In 2002, Hanning had denounced Kurnaz as a menace to German security. Since then, his reasons for overriding the German and American interrogators had not to my knowledge been explained. Nevertheless, five years later, in 2007, speaking now in his capacity as intelligence supremo in the Ministry of the Interior, Hanning not only repeated his opposition to Kurnaz's residence in Germany – an active issue, given that Kurnaz was by now back on German
soil – but castigated the
BND
interrogators, who had formerly been under his direct command and had declared Kurnaz harmless, for exceeding their competence.

And when I myself emerged, if belatedly, as a supporter of Kurnaz's cause, Hanning, whom I continue to hold in high regard, gave me a friendly warning that my sympathy was misplaced, but offered no reason. And since no such reason has ever come to public light, or to the knowledge of Kurnaz's respected lawyer, I felt unable to follow his advice. So was there perhaps a higher cause? I almost want to believe so. Was the demonization of Kurnaz a political necessity of some sort? Was Hanning, whom I know as an honourable man, falling on his sword?

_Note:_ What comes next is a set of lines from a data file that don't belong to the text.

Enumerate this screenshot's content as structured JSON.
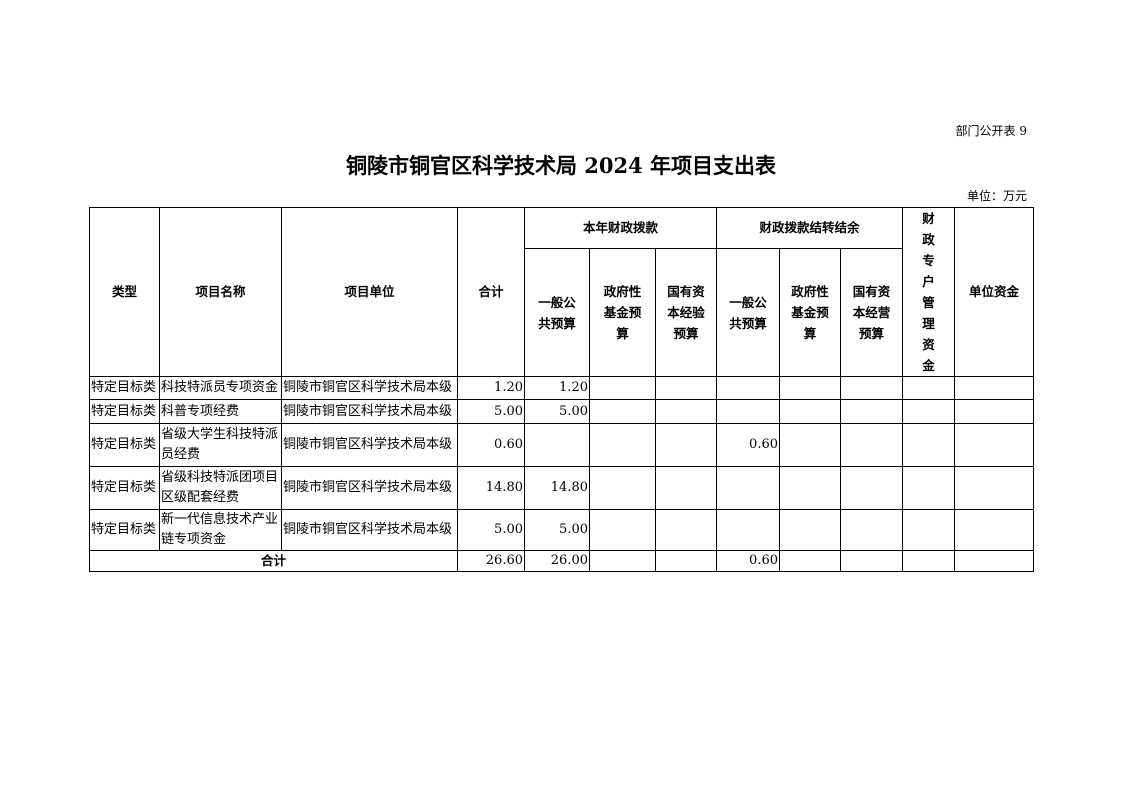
{
  "form_no": "部门公开表 9",
  "title": "铜陵市铜官区科学技术局 2024 年项目支出表",
  "unit": "单位：万元",
  "headers": {
    "type": "类型",
    "name": "项目名称",
    "org": "项目单位",
    "total": "合计",
    "current": "本年财政拨款",
    "carryover": "财政拨款结转结余",
    "special": "财政专户管理资金",
    "own": "单位资金",
    "cur_general": "一般公共预算",
    "cur_fund": "政府性基金预算",
    "cur_state": "国有资本经验预算",
    "co_general": "一般公共预算",
    "co_fund": "政府性基金预算",
    "co_state": "国有资本经营预算"
  },
  "rows": [
    {
      "type": "特定目标类",
      "name": "科技特派员专项资金",
      "org": "铜陵市铜官区科学技术局本级",
      "total": "1.20",
      "cur_general": "1.20",
      "co_general": ""
    },
    {
      "type": "特定目标类",
      "name": "科普专项经费",
      "org": "铜陵市铜官区科学技术局本级",
      "total": "5.00",
      "cur_general": "5.00",
      "co_general": ""
    },
    {
      "type": "特定目标类",
      "name": "省级大学生科技特派员经费",
      "org": "铜陵市铜官区科学技术局本级",
      "total": "0.60",
      "cur_general": "",
      "co_general": "0.60"
    },
    {
      "type": "特定目标类",
      "name": "省级科技特派团项目区级配套经费",
      "org": "铜陵市铜官区科学技术局本级",
      "total": "14.80",
      "cur_general": "14.80",
      "co_general": ""
    },
    {
      "type": "特定目标类",
      "name": "新一代信息技术产业链专项资金",
      "org": "铜陵市铜官区科学技术局本级",
      "total": "5.00",
      "cur_general": "5.00",
      "co_general": ""
    }
  ],
  "sum": {
    "label": "合计",
    "total": "26.60",
    "cur_general": "26.00",
    "co_general": "0.60"
  }
}
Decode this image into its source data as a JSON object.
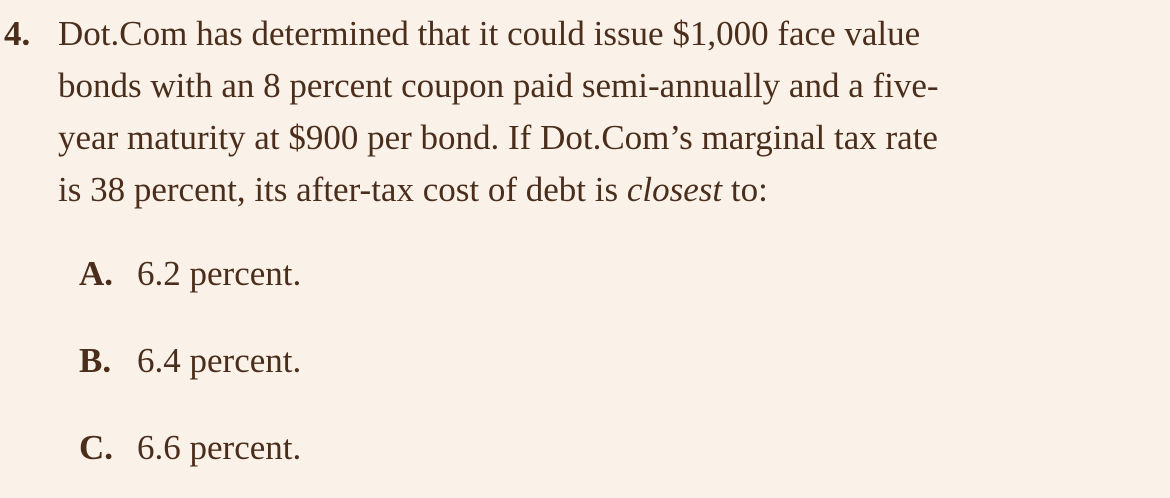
{
  "question": {
    "number": "4.",
    "lines": [
      "Dot.Com has determined that it could issue $1,000 face value",
      "bonds with an 8 percent coupon paid semi-annually and a five-",
      "year maturity at $900 per bond. If Dot.Com’s marginal tax rate"
    ],
    "last_line_prefix": "is 38 percent, its after-tax cost of debt is ",
    "last_line_emphasis": "closest",
    "last_line_suffix": " to:"
  },
  "options": [
    {
      "letter": "A.",
      "text": "6.2 percent."
    },
    {
      "letter": "B.",
      "text": "6.4 percent."
    },
    {
      "letter": "C.",
      "text": "6.6 percent."
    }
  ]
}
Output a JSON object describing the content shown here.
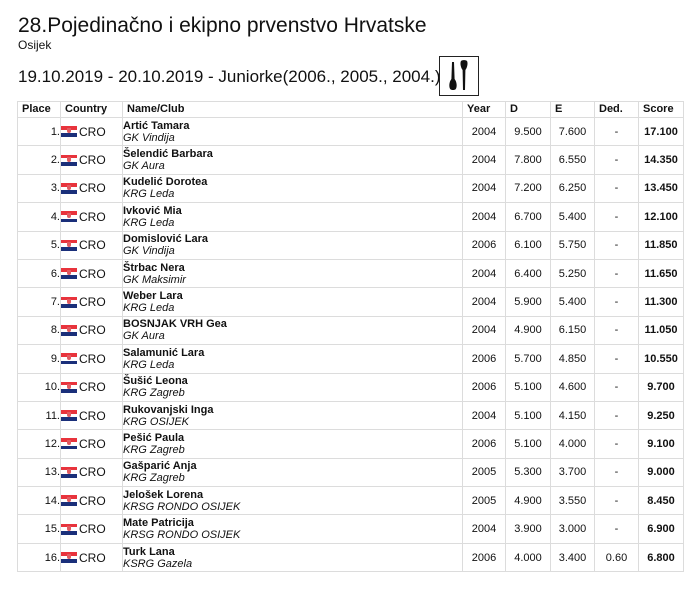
{
  "header": {
    "title": "28.Pojedinačno i ekipno prvenstvo Hrvatske",
    "city": "Osijek",
    "subtitle": "19.10.2019 - 20.10.2019 - Juniorke(2006., 2005., 2004.)",
    "apparatus_icon": "clubs-icon"
  },
  "colors": {
    "flag_red": "#e8333c",
    "flag_white": "#ffffff",
    "flag_blue": "#1a2f7a",
    "grid": "#dcdcdc",
    "text": "#111111"
  },
  "table": {
    "columns": [
      "Place",
      "Country",
      "Name/Club",
      "Year",
      "D",
      "E",
      "Ded.",
      "Score"
    ],
    "rows": [
      {
        "place": "1.",
        "country": "CRO",
        "name": "Artić Tamara",
        "club": "GK Vindija",
        "year": "2004",
        "d": "9.500",
        "e": "7.600",
        "ded": "-",
        "score": "17.100"
      },
      {
        "place": "2.",
        "country": "CRO",
        "name": "Šelendić Barbara",
        "club": "GK Aura",
        "year": "2004",
        "d": "7.800",
        "e": "6.550",
        "ded": "-",
        "score": "14.350"
      },
      {
        "place": "3.",
        "country": "CRO",
        "name": "Kudelić Dorotea",
        "club": "KRG Leda",
        "year": "2004",
        "d": "7.200",
        "e": "6.250",
        "ded": "-",
        "score": "13.450"
      },
      {
        "place": "4.",
        "country": "CRO",
        "name": "Ivković Mia",
        "club": "KRG Leda",
        "year": "2004",
        "d": "6.700",
        "e": "5.400",
        "ded": "-",
        "score": "12.100"
      },
      {
        "place": "5.",
        "country": "CRO",
        "name": "Domislović Lara",
        "club": "GK Vindija",
        "year": "2006",
        "d": "6.100",
        "e": "5.750",
        "ded": "-",
        "score": "11.850"
      },
      {
        "place": "6.",
        "country": "CRO",
        "name": "Štrbac Nera",
        "club": "GK Maksimir",
        "year": "2004",
        "d": "6.400",
        "e": "5.250",
        "ded": "-",
        "score": "11.650"
      },
      {
        "place": "7.",
        "country": "CRO",
        "name": "Weber Lara",
        "club": "KRG Leda",
        "year": "2004",
        "d": "5.900",
        "e": "5.400",
        "ded": "-",
        "score": "11.300"
      },
      {
        "place": "8.",
        "country": "CRO",
        "name": "BOSNJAK VRH Gea",
        "club": "GK Aura",
        "year": "2004",
        "d": "4.900",
        "e": "6.150",
        "ded": "-",
        "score": "11.050"
      },
      {
        "place": "9.",
        "country": "CRO",
        "name": "Salamunić Lara",
        "club": "KRG Leda",
        "year": "2006",
        "d": "5.700",
        "e": "4.850",
        "ded": "-",
        "score": "10.550"
      },
      {
        "place": "10.",
        "country": "CRO",
        "name": "Šušić Leona",
        "club": "KRG Zagreb",
        "year": "2006",
        "d": "5.100",
        "e": "4.600",
        "ded": "-",
        "score": "9.700"
      },
      {
        "place": "11.",
        "country": "CRO",
        "name": "Rukovanjski Inga",
        "club": "KRG OSIJEK",
        "year": "2004",
        "d": "5.100",
        "e": "4.150",
        "ded": "-",
        "score": "9.250"
      },
      {
        "place": "12.",
        "country": "CRO",
        "name": "Pešić Paula",
        "club": "KRG Zagreb",
        "year": "2006",
        "d": "5.100",
        "e": "4.000",
        "ded": "-",
        "score": "9.100"
      },
      {
        "place": "13.",
        "country": "CRO",
        "name": "Gašparić Anja",
        "club": "KRG Zagreb",
        "year": "2005",
        "d": "5.300",
        "e": "3.700",
        "ded": "-",
        "score": "9.000"
      },
      {
        "place": "14.",
        "country": "CRO",
        "name": "Jelošek Lorena",
        "club": "KRSG RONDO OSIJEK",
        "year": "2005",
        "d": "4.900",
        "e": "3.550",
        "ded": "-",
        "score": "8.450"
      },
      {
        "place": "15.",
        "country": "CRO",
        "name": "Mate Patricija",
        "club": "KRSG RONDO OSIJEK",
        "year": "2004",
        "d": "3.900",
        "e": "3.000",
        "ded": "-",
        "score": "6.900"
      },
      {
        "place": "16.",
        "country": "CRO",
        "name": "Turk Lana",
        "club": "KSRG Gazela",
        "year": "2006",
        "d": "4.000",
        "e": "3.400",
        "ded": "0.60",
        "score": "6.800"
      }
    ]
  }
}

Not long ago, Kurnaz came to England to promote the book he had written about his experiences.
*
It had been well received in Germany and translated into a number of languages. I had given it an enthusiastic endorsement. Before beginning his tour, he spent time with us in Hampstead, where at the suggestion of Philippe Sands
QC
, the human rights lawyer, he was invited without notice to speak to the pupils of University College School. He accepted, and spoke as he always speaks: simply and carefully, in the fluent English he taught himself in Guantánamo, not least at the hands of his inquisitors. To a packed audience of mixed students of different beliefs or none, he said that his Muslim faith alone had enabled him to survive. He refused to blame his guards or his torturers. As usual, he made no mention of Hanning or any other German official or politician who had militated against his return. He explained how, on his release, he had given his jailers his home address in Germany for the day when the burden of what they had done became too heavy for them. Only when he is describing his obligation to the fellow prisoners he has left behind does he betray emotion. He will never be silent, he says, for as long as there is one man left in Guantánamo. When he had finished, there
was such a rush to shake his hand that an orderly queue had to be formed.

In my novel
A Most Wanted Man
there is a German-born Turkish man of Murat's age, religion and background. He is called Melik, and he pays a similar price for sins he did not commit. In his bulk, speech and manner he bears a strong resemblance to Murat Kurnaz.